Не может этого быть. Я тряхнула головой и задела затылком шероховатую стену, но боль отдалась лишь далеким эхом. Это лишь морок, гипноз, треклятая вампирская месма. Это не на самом деле!

– Нет, – прошептала я и открыла глаза.

Волна жара и желания отхлынула, и я тотчас ощутила сосущую голодную пустоту.

– Вот как. Значит, ее и вправду больше нет. – Малик легонько поцеловал меня в лоб. Так целуют покойников. – Роза не сумела бы устоять, она таяла, стоило лишь мне до нее дотронуться.

И такая скорбь прозвучала в его голосе, что по щекам у меня внезапно покатились слезы. Малик наклонился и слизнул их, потом тихо сказал:

– Этим драгоценным каплям не должно пропасть втуне.

Я не успела ничего ответить, потому что губы его нашли мои, раздвинули их, и вот уже его язык скользит по моим клыкам. Малик целовал меня жадно, точно изголодался, точно я была пиршественным яством, приготовленным для него одного. И я отвечала ему тем же, утоляла жажду и все никак не могла ее утолить. У него даже заколотилось сердце, и его обезумевший стук эхом отозвался в моем теле, мы уже почти слились в единое целое, от слабости у меня подгибались ноги, я таяла, я растворялась в его объятиях, и мне все сильнее хотелось большего...

Малик резко оборвал поцелуй. Я пошатнулась и ахнула, словно от боли, – так это было мучительно. Он сверлил меня глазами, в которых вновь вспыхнули алые огоньки.

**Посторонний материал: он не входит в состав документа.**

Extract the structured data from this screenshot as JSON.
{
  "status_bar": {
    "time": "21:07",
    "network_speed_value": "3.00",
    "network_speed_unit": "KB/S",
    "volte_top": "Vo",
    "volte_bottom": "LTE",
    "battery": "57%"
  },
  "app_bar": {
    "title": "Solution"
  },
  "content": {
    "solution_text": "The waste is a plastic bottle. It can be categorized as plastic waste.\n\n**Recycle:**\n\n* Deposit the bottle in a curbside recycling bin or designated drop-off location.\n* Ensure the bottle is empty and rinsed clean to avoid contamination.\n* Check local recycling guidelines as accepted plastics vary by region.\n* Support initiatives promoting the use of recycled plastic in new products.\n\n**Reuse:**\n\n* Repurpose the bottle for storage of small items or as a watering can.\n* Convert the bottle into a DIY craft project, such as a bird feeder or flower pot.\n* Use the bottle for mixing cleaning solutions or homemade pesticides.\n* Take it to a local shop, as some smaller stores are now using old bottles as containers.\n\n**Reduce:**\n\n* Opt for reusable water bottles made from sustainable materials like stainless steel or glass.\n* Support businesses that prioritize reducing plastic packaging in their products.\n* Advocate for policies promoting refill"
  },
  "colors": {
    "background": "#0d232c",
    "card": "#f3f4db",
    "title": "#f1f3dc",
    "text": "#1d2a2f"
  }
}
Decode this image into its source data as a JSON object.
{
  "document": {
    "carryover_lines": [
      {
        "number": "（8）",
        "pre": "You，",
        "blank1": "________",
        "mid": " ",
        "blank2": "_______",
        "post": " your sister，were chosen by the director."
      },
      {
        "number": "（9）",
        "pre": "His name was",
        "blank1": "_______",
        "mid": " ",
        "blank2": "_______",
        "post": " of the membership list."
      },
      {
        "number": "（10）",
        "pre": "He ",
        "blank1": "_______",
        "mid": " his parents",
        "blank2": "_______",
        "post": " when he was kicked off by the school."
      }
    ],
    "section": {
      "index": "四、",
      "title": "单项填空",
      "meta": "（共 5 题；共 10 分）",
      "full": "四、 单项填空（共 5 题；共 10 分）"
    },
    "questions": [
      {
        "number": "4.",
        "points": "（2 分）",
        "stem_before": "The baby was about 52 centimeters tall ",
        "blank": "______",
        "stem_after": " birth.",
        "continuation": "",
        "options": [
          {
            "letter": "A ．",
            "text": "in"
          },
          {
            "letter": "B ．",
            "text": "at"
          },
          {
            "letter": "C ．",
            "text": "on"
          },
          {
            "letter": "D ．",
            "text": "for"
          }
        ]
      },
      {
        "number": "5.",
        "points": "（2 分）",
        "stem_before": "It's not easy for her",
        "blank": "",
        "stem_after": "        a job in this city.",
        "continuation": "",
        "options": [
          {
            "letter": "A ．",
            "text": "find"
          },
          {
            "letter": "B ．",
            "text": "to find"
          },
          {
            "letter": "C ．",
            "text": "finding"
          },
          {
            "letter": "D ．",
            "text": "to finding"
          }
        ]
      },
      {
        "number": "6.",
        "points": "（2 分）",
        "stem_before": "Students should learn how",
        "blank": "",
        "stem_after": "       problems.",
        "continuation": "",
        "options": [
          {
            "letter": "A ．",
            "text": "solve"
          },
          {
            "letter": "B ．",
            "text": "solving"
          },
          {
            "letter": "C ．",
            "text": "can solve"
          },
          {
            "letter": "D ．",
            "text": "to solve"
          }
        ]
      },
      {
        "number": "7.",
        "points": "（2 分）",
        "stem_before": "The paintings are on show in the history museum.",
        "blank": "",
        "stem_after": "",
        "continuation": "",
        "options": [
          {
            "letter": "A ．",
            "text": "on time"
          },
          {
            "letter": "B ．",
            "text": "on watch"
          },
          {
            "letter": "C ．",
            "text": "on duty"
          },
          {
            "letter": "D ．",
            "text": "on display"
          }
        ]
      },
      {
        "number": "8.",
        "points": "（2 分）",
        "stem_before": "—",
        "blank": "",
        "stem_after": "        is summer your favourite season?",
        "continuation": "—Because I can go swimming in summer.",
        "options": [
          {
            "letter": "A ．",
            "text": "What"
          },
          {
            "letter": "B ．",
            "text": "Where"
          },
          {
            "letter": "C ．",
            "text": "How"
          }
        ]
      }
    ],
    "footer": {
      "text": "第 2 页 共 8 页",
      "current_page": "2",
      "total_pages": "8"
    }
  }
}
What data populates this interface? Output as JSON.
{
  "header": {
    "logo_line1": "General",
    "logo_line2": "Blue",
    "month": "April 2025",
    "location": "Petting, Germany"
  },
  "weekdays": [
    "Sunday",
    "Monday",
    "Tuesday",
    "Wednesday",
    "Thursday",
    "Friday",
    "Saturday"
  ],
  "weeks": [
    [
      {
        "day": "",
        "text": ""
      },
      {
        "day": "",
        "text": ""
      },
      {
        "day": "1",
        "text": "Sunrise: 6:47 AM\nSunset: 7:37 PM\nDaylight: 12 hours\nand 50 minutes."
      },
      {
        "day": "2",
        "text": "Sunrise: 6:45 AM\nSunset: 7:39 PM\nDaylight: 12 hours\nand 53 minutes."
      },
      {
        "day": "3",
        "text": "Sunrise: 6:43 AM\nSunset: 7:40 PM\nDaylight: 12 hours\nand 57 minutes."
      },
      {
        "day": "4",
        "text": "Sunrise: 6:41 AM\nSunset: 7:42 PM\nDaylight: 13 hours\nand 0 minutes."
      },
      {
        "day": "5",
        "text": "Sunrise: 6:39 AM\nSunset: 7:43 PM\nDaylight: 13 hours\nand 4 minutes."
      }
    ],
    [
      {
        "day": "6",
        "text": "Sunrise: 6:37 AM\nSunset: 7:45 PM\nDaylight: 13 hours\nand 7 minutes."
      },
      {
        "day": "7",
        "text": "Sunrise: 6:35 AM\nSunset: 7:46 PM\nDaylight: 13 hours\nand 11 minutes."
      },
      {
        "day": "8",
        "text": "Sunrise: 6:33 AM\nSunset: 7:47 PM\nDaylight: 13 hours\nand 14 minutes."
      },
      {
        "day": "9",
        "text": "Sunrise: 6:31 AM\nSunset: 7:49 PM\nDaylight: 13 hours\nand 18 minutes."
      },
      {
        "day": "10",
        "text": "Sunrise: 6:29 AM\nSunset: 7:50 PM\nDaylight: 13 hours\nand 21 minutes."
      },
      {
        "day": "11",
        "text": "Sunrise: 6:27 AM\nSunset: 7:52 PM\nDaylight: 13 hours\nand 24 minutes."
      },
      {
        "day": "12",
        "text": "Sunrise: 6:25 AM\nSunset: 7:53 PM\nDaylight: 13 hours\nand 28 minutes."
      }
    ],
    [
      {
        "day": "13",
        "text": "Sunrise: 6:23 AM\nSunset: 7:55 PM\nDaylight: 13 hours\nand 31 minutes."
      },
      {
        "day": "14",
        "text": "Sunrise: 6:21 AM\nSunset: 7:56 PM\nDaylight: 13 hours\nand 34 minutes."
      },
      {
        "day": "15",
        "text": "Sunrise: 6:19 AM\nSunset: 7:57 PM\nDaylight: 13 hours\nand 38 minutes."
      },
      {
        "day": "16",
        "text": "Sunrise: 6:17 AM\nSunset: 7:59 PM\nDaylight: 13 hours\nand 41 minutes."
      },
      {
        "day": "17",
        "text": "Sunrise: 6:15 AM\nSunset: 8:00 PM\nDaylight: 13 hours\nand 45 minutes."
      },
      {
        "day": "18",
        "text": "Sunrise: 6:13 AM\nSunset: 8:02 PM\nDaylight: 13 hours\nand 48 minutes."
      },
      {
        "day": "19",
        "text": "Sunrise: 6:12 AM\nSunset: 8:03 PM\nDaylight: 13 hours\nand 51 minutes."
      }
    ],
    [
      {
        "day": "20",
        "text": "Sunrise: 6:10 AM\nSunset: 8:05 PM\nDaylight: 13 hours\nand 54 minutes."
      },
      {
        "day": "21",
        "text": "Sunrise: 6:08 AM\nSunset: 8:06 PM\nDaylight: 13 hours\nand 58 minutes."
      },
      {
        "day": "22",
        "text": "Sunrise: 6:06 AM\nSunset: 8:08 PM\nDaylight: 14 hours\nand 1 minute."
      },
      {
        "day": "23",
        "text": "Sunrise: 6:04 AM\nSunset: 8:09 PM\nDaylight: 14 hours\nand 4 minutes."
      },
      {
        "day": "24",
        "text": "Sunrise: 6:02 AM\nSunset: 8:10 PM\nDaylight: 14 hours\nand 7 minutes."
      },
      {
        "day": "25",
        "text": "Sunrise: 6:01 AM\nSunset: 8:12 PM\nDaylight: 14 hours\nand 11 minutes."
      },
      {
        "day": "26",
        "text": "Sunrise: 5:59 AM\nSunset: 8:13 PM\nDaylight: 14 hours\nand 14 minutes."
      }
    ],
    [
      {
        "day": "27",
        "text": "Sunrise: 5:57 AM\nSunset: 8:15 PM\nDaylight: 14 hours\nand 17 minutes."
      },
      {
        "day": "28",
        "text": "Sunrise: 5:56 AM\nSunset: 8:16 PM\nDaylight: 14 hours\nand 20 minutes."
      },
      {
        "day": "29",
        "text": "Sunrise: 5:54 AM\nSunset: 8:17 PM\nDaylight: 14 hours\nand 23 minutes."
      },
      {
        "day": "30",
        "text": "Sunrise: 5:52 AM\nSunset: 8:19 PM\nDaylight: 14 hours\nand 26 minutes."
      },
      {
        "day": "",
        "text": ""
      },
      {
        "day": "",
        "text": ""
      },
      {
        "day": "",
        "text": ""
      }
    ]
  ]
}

– Тебе это тело не достанется. Оно не должно принадлежать кому‑то чужому, не должно существовать без ее души.

Эти слова мгновенно отрезвили меня, как ведро ледяной воды, опрокинутое на голову. Малик убьет меня. Прямо сейчас. Не даст ни секунды на размышления. Я не успею никому позвонить. Просто убьет на месте, и точка. Но... он ведь не знает, что я сида! Ни один вампир не позволит себе вот так взять и убить сиду, потому что для них я величайшая драгоценность, им и в голову не пришло бы убивать такое сокровище. Только вот незадача: именно сейчас я не совсем я. Я ношу другое тело. Я просто еще один треклятый кровосос. Ну и дура же ты, Дженни Тейлор! Ведь твоя лучшая, надежнейшая защита – никакие не ведьминские чары, а ты сама. Ну да, конечно, ты сто раз говорила себе, что скорее умрешь, чем станешь деликатесом для вампиров, однако...

Умирать ты не настроена. Ты хочешь жить.

Руки Малика крепко держали меня, не давая даже повернуть голову.

– За тебя, Роза, и за твою любовь.

Шепот его окутал меня прочной сетью. Вампир уже склонился к моей шее, готовясь укусить.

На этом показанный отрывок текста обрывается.